Economists have penciled in a more aggressive 50-basis-point rate hike on June 23 after the US Federal Reserve raised interest rates by 75 basis points last June 15, the highest since 1994.
“We don’t have to keep in step with the Fed,” Diokno said.
The incoming secretary of the Department of Finance (DOF) said the Philippines is not in the same place as other advanced central banks, including the US.
Diokno pointed out that the Philippines ranked seventh among 16 central banks in terms of real policy interest rates – the nominal policy interest rate that has been adjusted to remove the effects of inflation.
The BSP started its interest rate liftoff after it delivered a 25-basis-point rate hike last May 19, the first in more than three years or since November 2018, to curb rising inflationary pressures.
The central bank began its monetary easing in 2019, slashing key policy rates by 275 basis points – including 200 basis points as part of its COVID response measures – which brought the benchmark rate to an all-time low of two percent.
Monetary Board member and incoming BSP governor Felipe Medalla said in a interview on ABS-CBN News Channel that the central bank is seen delivering back-to-back rate hikes of 25 basis points each in June and August to anchor inflation expectations amid soaring oil and commodity prices due to the Russia-Ukraine war.
Medalla said the central bank is opting for a philosophy of gradualism, realizing that monetary policy could not turn back global pressures on prices.
Inflation accelerated to 5.4 percent in May from 4.9 percent in April and averaged 4.1 percent in the first five months of the year, exceeding the BSP’s two to four percent target.
According to Medalla, monetary
authorities would like to make sure imported inflation would not create second order effects as wages and transport fare reacted.
“One way to do that is to signal that the BSP will keep on adjusting the policy rates until we are comfortable that the change of inflation from one month to the next will be consistent with our target of two to four percent.
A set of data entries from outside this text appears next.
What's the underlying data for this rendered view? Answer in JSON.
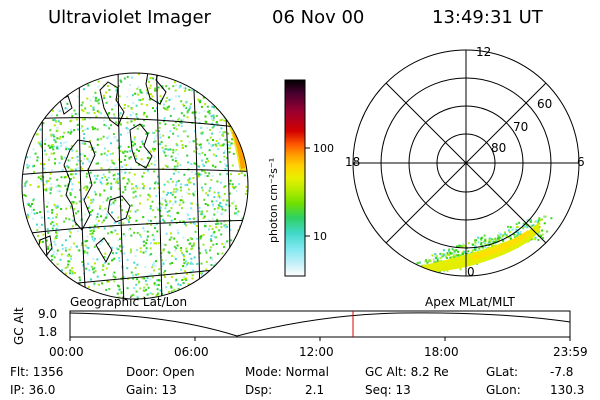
{
  "header": {
    "instrument": "Ultraviolet Imager",
    "date": "06 Nov 00",
    "time": "13:49:31 UT"
  },
  "colorbar": {
    "unit_label": "photon cm⁻²s⁻¹",
    "ticks": [
      "100",
      "10"
    ],
    "colors": [
      "#000000",
      "#4a0030",
      "#9a0030",
      "#d20000",
      "#ff5a00",
      "#ff9a00",
      "#ffd200",
      "#e8f000",
      "#b8ec00",
      "#70e000",
      "#30d060",
      "#40d8c8",
      "#80e8f0",
      "#c8f0f8",
      "#ffffff"
    ]
  },
  "geo_panel": {
    "caption": "Geographic Lat/Lon",
    "accent": "#2ed200"
  },
  "polar_panel": {
    "caption": "Apex MLat/MLT",
    "hour_labels": {
      "top": "12",
      "left": "18",
      "right": "6",
      "bottom": "0"
    },
    "lat_labels": [
      "60",
      "70",
      "80"
    ]
  },
  "orbit_plot": {
    "ylabel": "GC Alt",
    "y_ticks": [
      "9.0",
      "1.8"
    ],
    "x_ticks": [
      "00:00",
      "06:00",
      "12:00",
      "18:00",
      "23:59"
    ],
    "current_marker_color": "#e00000"
  },
  "footer": {
    "flt": "Flt: 1356",
    "ip": "IP: 36.0",
    "door": "Door: Open",
    "gain": "Gain: 13",
    "mode": "Mode: Normal",
    "dsp_label": "Dsp:",
    "dsp_value": "2.1",
    "gc_alt": "GC Alt: 8.2 Re",
    "seq": "Seq: 13",
    "glat_label": "GLat:",
    "glat_value": "-7.8",
    "glon_label": "GLon:",
    "glon_value": "130.3"
  }
}
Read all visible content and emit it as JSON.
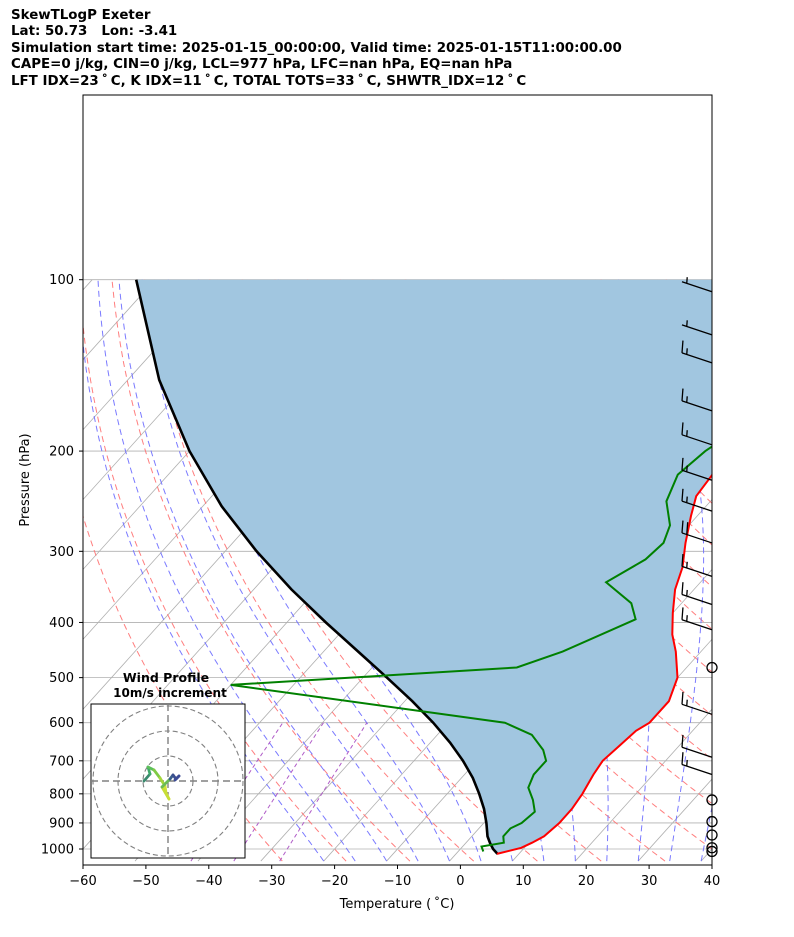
{
  "header": {
    "line1": "SkewTLogP Exeter",
    "line2": "Lat: 50.73   Lon: -3.41",
    "line3": "Simulation start time: 2025-01-15_00:00:00, Valid time: 2025-01-15T11:00:00.00",
    "line4": "CAPE=0 j/kg, CIN=0 j/kg, LCL=977 hPa, LFC=nan hPa, EQ=nan hPa",
    "line5": "LFT IDX=23 ˚ C, K IDX=11 ˚ C, TOTAL TOTS=33 ˚ C, SHWTR_IDX=12 ˚ C"
  },
  "chart_data": {
    "type": "skew-t log-p",
    "xlabel": "Temperature ( ˚C)",
    "ylabel": "Pressure (hPa)",
    "xlim": [
      -60,
      40
    ],
    "ylim": [
      1050,
      100
    ],
    "x_ticks": [
      "−60",
      "−50",
      "−40",
      "−30",
      "−20",
      "−10",
      "0",
      "10",
      "20",
      "30",
      "40"
    ],
    "y_ticks": [
      "100",
      "200",
      "300",
      "400",
      "500",
      "600",
      "700",
      "800",
      "900",
      "1000"
    ],
    "grid": true,
    "colors": {
      "temperature": "#ff0000",
      "dewpoint": "#008000",
      "parcel": "#000000",
      "cape_shading": "#a1c6e0",
      "dry_adiabats": "#ff7070",
      "moist_adiabats": "#6b6bff",
      "mixing_ratio": "#b05cc8",
      "isotherms": "#b0b0b0",
      "wind_barbs": "#000000"
    },
    "series": [
      {
        "key": "temperature",
        "points": [
          [
            6.5,
            1020
          ],
          [
            9.5,
            995
          ],
          [
            10.5,
            975
          ],
          [
            11.5,
            950
          ],
          [
            12,
            900
          ],
          [
            12,
            850
          ],
          [
            11.5,
            800
          ],
          [
            10.5,
            740
          ],
          [
            10,
            700
          ],
          [
            10.5,
            660
          ],
          [
            11,
            620
          ],
          [
            12,
            600
          ],
          [
            12,
            550
          ],
          [
            10,
            500
          ],
          [
            6,
            450
          ],
          [
            3,
            420
          ],
          [
            0,
            385
          ],
          [
            -3,
            350
          ],
          [
            -5,
            320
          ],
          [
            -8,
            290
          ],
          [
            -11,
            260
          ],
          [
            -13,
            240
          ],
          [
            -13.5,
            220
          ],
          [
            -14,
            200
          ],
          [
            -13.5,
            185
          ],
          [
            -12.5,
            170
          ],
          [
            -10,
            158
          ],
          [
            -7,
            148
          ],
          [
            -4,
            140
          ],
          [
            -2,
            130
          ],
          [
            0,
            120
          ],
          [
            2,
            112
          ],
          [
            3,
            106
          ],
          [
            4,
            100
          ]
        ]
      },
      {
        "key": "dewpoint",
        "points": [
          [
            4,
            1010
          ],
          [
            3,
            990
          ],
          [
            6,
            975
          ],
          [
            5,
            950
          ],
          [
            5,
            920
          ],
          [
            6,
            900
          ],
          [
            6.5,
            860
          ],
          [
            4.5,
            820
          ],
          [
            2,
            780
          ],
          [
            1,
            740
          ],
          [
            1,
            700
          ],
          [
            -1,
            670
          ],
          [
            -5,
            630
          ],
          [
            -11,
            600
          ],
          [
            -60,
            515
          ],
          [
            -17,
            480
          ],
          [
            -12,
            450
          ],
          [
            -5,
            395
          ],
          [
            -8,
            370
          ],
          [
            -15,
            340
          ],
          [
            -12,
            310
          ],
          [
            -11.5,
            290
          ],
          [
            -13,
            270
          ],
          [
            -17,
            245
          ],
          [
            -19,
            220
          ],
          [
            -18,
            200
          ],
          [
            -15,
            175
          ],
          [
            -12,
            155
          ],
          [
            -11,
            145
          ],
          [
            -13,
            130
          ],
          [
            -10,
            120
          ],
          [
            -6,
            110
          ],
          [
            -3,
            100
          ]
        ]
      },
      {
        "key": "parcel",
        "points": [
          [
            6.6,
            1020
          ],
          [
            5.2,
            1000
          ],
          [
            3.9,
            977
          ],
          [
            2.5,
            950
          ],
          [
            0.4,
            900
          ],
          [
            -2,
            850
          ],
          [
            -4.9,
            800
          ],
          [
            -8.2,
            750
          ],
          [
            -12.2,
            700
          ],
          [
            -16.9,
            650
          ],
          [
            -22.4,
            600
          ],
          [
            -28.8,
            550
          ],
          [
            -36.2,
            500
          ],
          [
            -44.5,
            450
          ],
          [
            -53.8,
            400
          ],
          [
            -64,
            350
          ],
          [
            -75,
            300
          ],
          [
            -87,
            250
          ],
          [
            -100,
            200
          ],
          [
            -115,
            150
          ],
          [
            -133,
            100
          ]
        ]
      }
    ],
    "wind_barbs": [
      {
        "pressure": 1010,
        "speed_kt": 0
      },
      {
        "pressure": 995,
        "speed_kt": 0
      },
      {
        "pressure": 945,
        "speed_kt": 0
      },
      {
        "pressure": 895,
        "speed_kt": 0
      },
      {
        "pressure": 820,
        "speed_kt": 0
      },
      {
        "pressure": 740,
        "speed_kt": 15
      },
      {
        "pressure": 690,
        "speed_kt": 10
      },
      {
        "pressure": 580,
        "speed_kt": 15
      },
      {
        "pressure": 480,
        "speed_kt": 0
      },
      {
        "pressure": 412,
        "speed_kt": 15
      },
      {
        "pressure": 372,
        "speed_kt": 15
      },
      {
        "pressure": 332,
        "speed_kt": 15
      },
      {
        "pressure": 290,
        "speed_kt": 20
      },
      {
        "pressure": 255,
        "speed_kt": 15
      },
      {
        "pressure": 225,
        "speed_kt": 15
      },
      {
        "pressure": 195,
        "speed_kt": 15
      },
      {
        "pressure": 170,
        "speed_kt": 15
      },
      {
        "pressure": 140,
        "speed_kt": 15
      },
      {
        "pressure": 125,
        "speed_kt": 5
      },
      {
        "pressure": 105,
        "speed_kt": 5
      }
    ],
    "hodograph": {
      "title": "Wind Profile",
      "subtitle": "10m/s increment"
    }
  }
}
That’s why, I already said we’re going to raise it by 25 bps this meeting and raise it by another 25 bps in August,” Medalla added.
The incoming BSP chief hinted that interest rates could further be increased until the end of the year depending on the data.
“We may even increase it further in the remaining two or three Monetary Board policy meetings,” Medalla said.
He stressed the importance for the BSP to signal to the market that it is preparing for a series of 25-bps increases.
“Exactly how many? We know it’s at least two more for this year and if necessary, more than two more and if necessary, more increases in 2023. But we don’t want to over-use that medicine because that medicine is not very effective on what we call supply shocks,” the incoming BSP chief said.
Chua Han Teng, economist at DBS Bank Ltd., sees a back-to-back policy rate increase of 25 bps is likely in June, with a decent possibility of a follow-up hike in August.
“We see some certainty in the future path of BSP’s rate hikes, with incoming Governor Medalla sounding a similar hawkish tone as outgoing Governor Diokno,” Teng said.
Teng pointed out that the central bank would be keen to temper rising inflation expectations to keep in line with its price stability mandate, and avoid falling behind the curve.
“We reckon that further policy normalization is likely, barring a significant economic slowdown, as policymakers are geared toward combating
above-target inflation. An economy that is recovering from the pandemic amid looser virus restrictions means that extreme pandemic-era accommodation is no longer needed,” Teng said.